The LED lighting kit consists of nine green LED lights on wires. These connect to a multi-port circuitboard, and a USB-A cord provides power. There’s no battery option here, and no on/off switch – it’s on if it’s plugged into power. Once installed, it has about ~8″ of wire coming out the back of the ship to the USB plug, so you need a power source pretty close to the ship (standard 5V USB-A). I have a AA battery powered pack from another set I previously built, and this works great as well, so you could pick something like that up separately if you’d like.
The instructions were easy to follow, and the printing is good quality, only my aging eyes were an impediment to building. Dark and light grey were easily discernable (a common problem with lower quality sets), and I didn’t have any issues with unclear piece placement or missing instruction steps. I had to backtrack a few times, but this is normal for me – I often build too fast and miss something important in my haste, regardless of set/brand.
My only two complaints with the build process would be that the lower decks are pretty bland and repetitive (in some cases putting as many as 40 identical pieces spaced out along the length of the ship), and the middle deck isn’t well supported from beneath: in later steps putting pressure on pieces to fix them in place felt like it was going to pop the whole ship apart, I had to be a bit careful. I would have liked to see some more stable support in the lower decks so that upper decks have a better foundation to build on.

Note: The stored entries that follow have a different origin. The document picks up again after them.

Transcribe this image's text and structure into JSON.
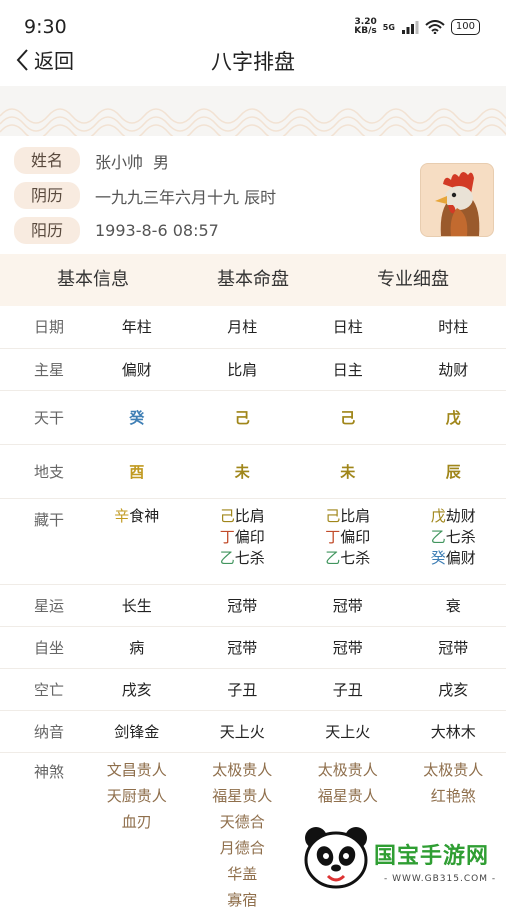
{
  "status": {
    "time": "9:30",
    "net_speed_value": "3.20",
    "net_speed_unit": "KB/s",
    "network": "5G",
    "battery": "100"
  },
  "nav": {
    "back_label": "返回",
    "title": "八字排盘"
  },
  "profile": {
    "name_label": "姓名",
    "name_value": "张小帅",
    "gender": "男",
    "lunar_label": "阴历",
    "lunar_value": "一九九三年六月十九 辰时",
    "solar_label": "阳历",
    "solar_value": "1993-8-6 08:57",
    "avatar_icon": "rooster-icon"
  },
  "tabs": [
    "基本信息",
    "基本命盘",
    "专业细盘"
  ],
  "chart": {
    "header_label": "日期",
    "columns": [
      "年柱",
      "月柱",
      "日柱",
      "时柱"
    ],
    "zhuxing_label": "主星",
    "zhuxing": [
      "偏财",
      "比肩",
      "日主",
      "劫财"
    ],
    "tiangan_label": "天干",
    "tiangan": [
      {
        "char": "癸",
        "color": "#3f7fb5"
      },
      {
        "char": "己",
        "color": "#a0861a"
      },
      {
        "char": "己",
        "color": "#a0861a"
      },
      {
        "char": "戊",
        "color": "#a0861a"
      }
    ],
    "dizhi_label": "地支",
    "dizhi": [
      {
        "char": "酉",
        "color": "#c19a22"
      },
      {
        "char": "未",
        "color": "#a0861a"
      },
      {
        "char": "未",
        "color": "#a0861a"
      },
      {
        "char": "辰",
        "color": "#a0861a"
      }
    ],
    "canggan_label": "藏干",
    "canggan": [
      [
        {
          "stem": "辛",
          "god": "食神"
        }
      ],
      [
        {
          "stem": "己",
          "god": "比肩"
        },
        {
          "stem": "丁",
          "god": "偏印"
        },
        {
          "stem": "乙",
          "god": "七杀"
        }
      ],
      [
        {
          "stem": "己",
          "god": "比肩"
        },
        {
          "stem": "丁",
          "god": "偏印"
        },
        {
          "stem": "乙",
          "god": "七杀"
        }
      ],
      [
        {
          "stem": "戊",
          "god": "劫财"
        },
        {
          "stem": "乙",
          "god": "七杀"
        },
        {
          "stem": "癸",
          "god": "偏财"
        }
      ]
    ],
    "xingyun_label": "星运",
    "xingyun": [
      "长生",
      "冠带",
      "冠带",
      "衰"
    ],
    "zizuo_label": "自坐",
    "zizuo": [
      "病",
      "冠带",
      "冠带",
      "冠带"
    ],
    "kongwang_label": "空亡",
    "kongwang": [
      "戌亥",
      "子丑",
      "子丑",
      "戌亥"
    ],
    "nayin_label": "纳音",
    "nayin": [
      "剑锋金",
      "天上火",
      "天上火",
      "大林木"
    ],
    "shensha_label": "神煞",
    "shensha": [
      [
        "文昌贵人",
        "天厨贵人",
        "血刃"
      ],
      [
        "太极贵人",
        "福星贵人",
        "天德合",
        "月德合",
        "华盖",
        "寡宿"
      ],
      [
        "太极贵人",
        "福星贵人"
      ],
      [
        "太极贵人",
        "红艳煞"
      ]
    ]
  },
  "watermark": {
    "title": "国宝手游网",
    "url": "- WWW.GB315.COM -"
  },
  "colors": {
    "tag_bg": "#f8ebe0",
    "tab_bg": "#fbf4ec",
    "header_text": "#a08a6e",
    "shui_blue": "#3f7fb5",
    "tu_olive": "#a0861a",
    "jin_gold": "#c19a22",
    "huo_red": "#c14b2a",
    "mu_green": "#41955e"
  }
}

What I did appreciate a lot was the clear instructions on how to install and route the LEDs and their wires. Without this, it would have required guesswork, and probably a fair bit of backtracking to correctly get those wires out of the back. I’ve never built a set with LEDs included, only retrofits where I had to partially deconstruct to install LEDs, so this was a nice change of pace.
Only one of the LEDs refused to stay in place (the single one in the lowest deck, held by a single-peg circle piece – sorry if I’m using incorrect terminology, brick nerds). This one LED I had to super-glue into place, otherwise that small piece holding it kept popping off. Here’s a timelapse video of the entire build:
What I like
- Brick quality is good, leans towards the tight/snug end of the spectrum which is much better than the too-loose end.
- Pretty good cost-per-brick at time of review
- I liked the exterior details and overall design, especially the integrated LED lights.
What I’d change
- Lower deck “foundation” is a bit unsteady to build the upper decks on top of in places
- Longer USB power cable, and a cheap battery pack option would be nice
The Jmbricklayer Glowing Pirate Ship model was a fun brick set to build, and I’m loving the finished piece! Now I need to find a space in my crowded office that’s also near enough to a USB outlet to display it (or order another AA to USB box). If you enjoy ships/pirates/ghosts, or are looking for someone else who does, this might just be the perfect set for you/them!